Substantival and Adjectival Views

This brings me at last to my own contribution to this discussion. I shall endeavour to persuade you that, to use Brain's terminology, the adjectival view can be maintained with some qualifications, whereas the substantival view cannot. I think the designation of a patient as a " hysteric " should be avoided, as it implies a qualitative rather than a quantitative distinction for which there is no warrant. But it would be legitimate, I believe, in a given instance to say that a particular symptom was "hysterical "; and the case is also arguable that the so-called "hysterical" traits of personality are not misnamed. In either of these uses, however, one should be aware of the possibilities of error. There is no "hysterical" symptom which cannot be produced by well-defined non-hysterical causes. The patient who coughs but does not speak may be suffering from schizophrenia; and the patient with loss of memory may be a malingerer. With such a caveat, then, the adjectival use may be allowed to pass. However, to suppose that one is making a diagnosis when one says that a patient is suffering from "hysteria" is, as I believe, to delude oneself. The justification for accepting "hysteria" as a syndrome is based entirely on tradition and lacks evidential support. No clearly definable meaning can be attached to it; and as a diagnosis it is used at peril. Both on theoretical and on practical grounds it is a term to be avoided. Let us briefly consider the theoretical aspect first.

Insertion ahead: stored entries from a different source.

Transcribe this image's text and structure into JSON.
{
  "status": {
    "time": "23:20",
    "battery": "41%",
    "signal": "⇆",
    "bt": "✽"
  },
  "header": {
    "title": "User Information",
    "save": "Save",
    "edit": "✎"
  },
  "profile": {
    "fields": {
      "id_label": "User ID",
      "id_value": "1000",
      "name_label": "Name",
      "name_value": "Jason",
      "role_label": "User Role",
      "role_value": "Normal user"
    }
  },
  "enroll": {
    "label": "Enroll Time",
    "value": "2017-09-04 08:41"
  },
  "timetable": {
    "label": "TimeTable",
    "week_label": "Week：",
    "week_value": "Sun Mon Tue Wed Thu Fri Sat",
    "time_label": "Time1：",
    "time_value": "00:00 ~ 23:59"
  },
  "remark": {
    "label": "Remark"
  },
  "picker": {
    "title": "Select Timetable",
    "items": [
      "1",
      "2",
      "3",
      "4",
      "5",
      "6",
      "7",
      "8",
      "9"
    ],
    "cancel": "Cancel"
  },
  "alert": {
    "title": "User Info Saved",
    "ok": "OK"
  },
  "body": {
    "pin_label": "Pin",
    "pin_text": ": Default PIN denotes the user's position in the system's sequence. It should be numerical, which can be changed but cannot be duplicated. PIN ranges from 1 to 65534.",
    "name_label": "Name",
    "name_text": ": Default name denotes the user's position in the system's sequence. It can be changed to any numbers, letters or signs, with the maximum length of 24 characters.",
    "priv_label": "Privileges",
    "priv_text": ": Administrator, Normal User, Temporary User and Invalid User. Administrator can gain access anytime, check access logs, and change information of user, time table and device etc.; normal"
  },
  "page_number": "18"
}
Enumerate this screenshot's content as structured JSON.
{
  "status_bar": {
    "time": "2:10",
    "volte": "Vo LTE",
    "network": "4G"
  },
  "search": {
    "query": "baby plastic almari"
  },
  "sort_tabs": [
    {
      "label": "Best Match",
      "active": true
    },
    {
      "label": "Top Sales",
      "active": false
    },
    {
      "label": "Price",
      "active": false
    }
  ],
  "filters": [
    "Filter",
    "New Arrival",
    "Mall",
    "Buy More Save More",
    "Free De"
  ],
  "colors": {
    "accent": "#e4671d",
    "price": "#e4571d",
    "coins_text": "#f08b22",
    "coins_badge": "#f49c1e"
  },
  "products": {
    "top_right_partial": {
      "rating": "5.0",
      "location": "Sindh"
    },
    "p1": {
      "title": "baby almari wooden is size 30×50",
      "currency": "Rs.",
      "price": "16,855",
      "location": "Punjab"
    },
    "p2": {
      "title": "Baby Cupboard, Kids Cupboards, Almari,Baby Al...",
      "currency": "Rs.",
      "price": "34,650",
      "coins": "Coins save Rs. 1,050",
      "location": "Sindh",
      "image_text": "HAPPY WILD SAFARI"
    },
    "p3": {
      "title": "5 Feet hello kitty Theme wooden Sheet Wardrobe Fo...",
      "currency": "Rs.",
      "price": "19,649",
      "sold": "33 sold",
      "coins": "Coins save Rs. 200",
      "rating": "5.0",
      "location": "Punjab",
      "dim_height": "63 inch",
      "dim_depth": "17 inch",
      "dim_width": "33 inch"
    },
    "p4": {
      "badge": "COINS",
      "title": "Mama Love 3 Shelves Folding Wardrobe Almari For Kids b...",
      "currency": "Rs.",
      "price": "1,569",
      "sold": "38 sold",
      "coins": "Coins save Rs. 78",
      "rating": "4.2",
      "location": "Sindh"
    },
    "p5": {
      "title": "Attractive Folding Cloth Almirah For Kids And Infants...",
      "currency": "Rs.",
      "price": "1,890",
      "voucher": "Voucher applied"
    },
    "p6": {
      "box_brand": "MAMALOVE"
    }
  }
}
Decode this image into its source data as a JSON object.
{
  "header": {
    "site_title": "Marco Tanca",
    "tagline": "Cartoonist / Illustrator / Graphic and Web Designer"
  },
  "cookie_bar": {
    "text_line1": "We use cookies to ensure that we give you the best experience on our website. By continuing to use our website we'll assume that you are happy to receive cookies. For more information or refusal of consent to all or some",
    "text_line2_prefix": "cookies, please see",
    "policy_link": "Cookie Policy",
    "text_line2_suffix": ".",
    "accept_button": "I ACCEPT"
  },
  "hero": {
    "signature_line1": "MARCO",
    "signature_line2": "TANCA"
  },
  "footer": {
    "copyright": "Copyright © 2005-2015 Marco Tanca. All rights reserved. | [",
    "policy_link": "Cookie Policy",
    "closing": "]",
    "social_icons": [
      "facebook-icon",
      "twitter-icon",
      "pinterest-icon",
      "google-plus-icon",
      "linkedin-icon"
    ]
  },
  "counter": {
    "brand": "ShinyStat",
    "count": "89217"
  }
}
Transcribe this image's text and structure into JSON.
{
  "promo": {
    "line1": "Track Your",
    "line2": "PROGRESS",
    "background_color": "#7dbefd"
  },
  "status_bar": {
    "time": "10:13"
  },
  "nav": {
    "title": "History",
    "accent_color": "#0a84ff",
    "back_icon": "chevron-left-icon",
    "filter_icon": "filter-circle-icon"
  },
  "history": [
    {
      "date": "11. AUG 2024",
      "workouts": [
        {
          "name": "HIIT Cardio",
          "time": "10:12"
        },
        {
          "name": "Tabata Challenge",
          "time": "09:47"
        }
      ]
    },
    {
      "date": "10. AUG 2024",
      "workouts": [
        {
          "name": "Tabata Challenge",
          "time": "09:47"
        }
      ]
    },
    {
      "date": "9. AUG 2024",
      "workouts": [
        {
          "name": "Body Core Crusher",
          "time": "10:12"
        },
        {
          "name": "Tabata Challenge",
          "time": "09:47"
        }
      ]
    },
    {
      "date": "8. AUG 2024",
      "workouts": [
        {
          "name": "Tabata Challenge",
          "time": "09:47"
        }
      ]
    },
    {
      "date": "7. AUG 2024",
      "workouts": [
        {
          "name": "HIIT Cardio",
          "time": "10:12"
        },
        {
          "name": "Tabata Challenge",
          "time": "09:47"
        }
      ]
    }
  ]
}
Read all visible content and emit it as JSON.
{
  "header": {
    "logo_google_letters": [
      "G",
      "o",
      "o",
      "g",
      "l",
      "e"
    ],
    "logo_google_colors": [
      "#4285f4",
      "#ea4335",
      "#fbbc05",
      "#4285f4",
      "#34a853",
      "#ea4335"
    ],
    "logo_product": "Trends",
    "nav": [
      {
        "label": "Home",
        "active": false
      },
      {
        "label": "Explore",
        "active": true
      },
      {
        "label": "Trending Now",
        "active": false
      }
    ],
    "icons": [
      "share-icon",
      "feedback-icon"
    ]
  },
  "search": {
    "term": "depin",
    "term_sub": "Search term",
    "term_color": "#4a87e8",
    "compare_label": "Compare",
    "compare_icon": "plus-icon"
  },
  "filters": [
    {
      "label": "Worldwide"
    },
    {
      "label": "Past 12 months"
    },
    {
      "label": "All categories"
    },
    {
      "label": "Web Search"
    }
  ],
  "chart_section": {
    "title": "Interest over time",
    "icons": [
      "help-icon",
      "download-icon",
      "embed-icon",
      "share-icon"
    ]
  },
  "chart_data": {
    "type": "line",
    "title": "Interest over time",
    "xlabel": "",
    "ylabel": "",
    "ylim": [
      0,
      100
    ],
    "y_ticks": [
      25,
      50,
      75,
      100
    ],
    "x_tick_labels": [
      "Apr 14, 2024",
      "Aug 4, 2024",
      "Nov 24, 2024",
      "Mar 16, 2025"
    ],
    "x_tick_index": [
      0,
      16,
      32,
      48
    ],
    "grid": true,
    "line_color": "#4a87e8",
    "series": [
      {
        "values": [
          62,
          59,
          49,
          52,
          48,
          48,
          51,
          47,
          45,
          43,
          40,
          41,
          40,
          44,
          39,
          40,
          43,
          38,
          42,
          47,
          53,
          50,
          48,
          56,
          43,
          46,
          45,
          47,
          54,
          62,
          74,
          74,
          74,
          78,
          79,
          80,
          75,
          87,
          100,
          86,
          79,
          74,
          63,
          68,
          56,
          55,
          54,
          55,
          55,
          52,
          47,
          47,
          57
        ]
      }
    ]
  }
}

    All the signs of " hysteria " are the signs not of disease but of health. The patient who cannot speak can phonate; it can be shown that the anaesthetic patient does feel ; the patient with the hysterical amnesia can be brought to recall. "Hysteria," one might say, is not an illness, but health, even if from the doctor's point of view it is health in the wrong place. One cannot build up a picture of an illness out of elements which are severally the evidence of absence of illness. No unitary concept is to be reached this way.

    On the practical side we have to remember that the diagnosis of "hysteria" is in essence the assertion of a universal negative. If it is shown that one out of a group of symptoms is "hysterical," this is merely to demonstrate that in respect of this symptom the patient is showing a normal and not a pathological reaction. It raises no presumption that the other symptoms exhibited are hysterical likewise, any more than a normal test result in one aspect of bodily function is relevant to a question of malfunction in some other aspect. To maintain the contrary one would have to assert that there is some distinctive feature in which "hysterical" individuals differ from normal ones-for example, in the mechanisms by which symptoms are produced. No one has gone so far as to claim this. The mechanism of dissociation, which by many authors, including Brain, is believed to play a central part in the production of "hysterical" symptoms, is itself entirely normal. As Head pointed out, the neurologist dissociates every time he looks through the ophthalmoscope in order to get the monocular vision he needs for the task. So it is with all the other mechanisms and the physiological and psychological attributes which by various authorities have been associated with "hysteria"; they are all normal. In diagnosing "hysteria" in a given case one is asserting in fact that not one of the symptoms is caused by disease, and that the probability that the patient is suffering from any disease which might have caused one of the symptoms is negligibly small. The necessity then arises to do what Brain said could be done; one must find the cause of the " hysterical" reaction. Short of that, one has left the patient undiagnosed.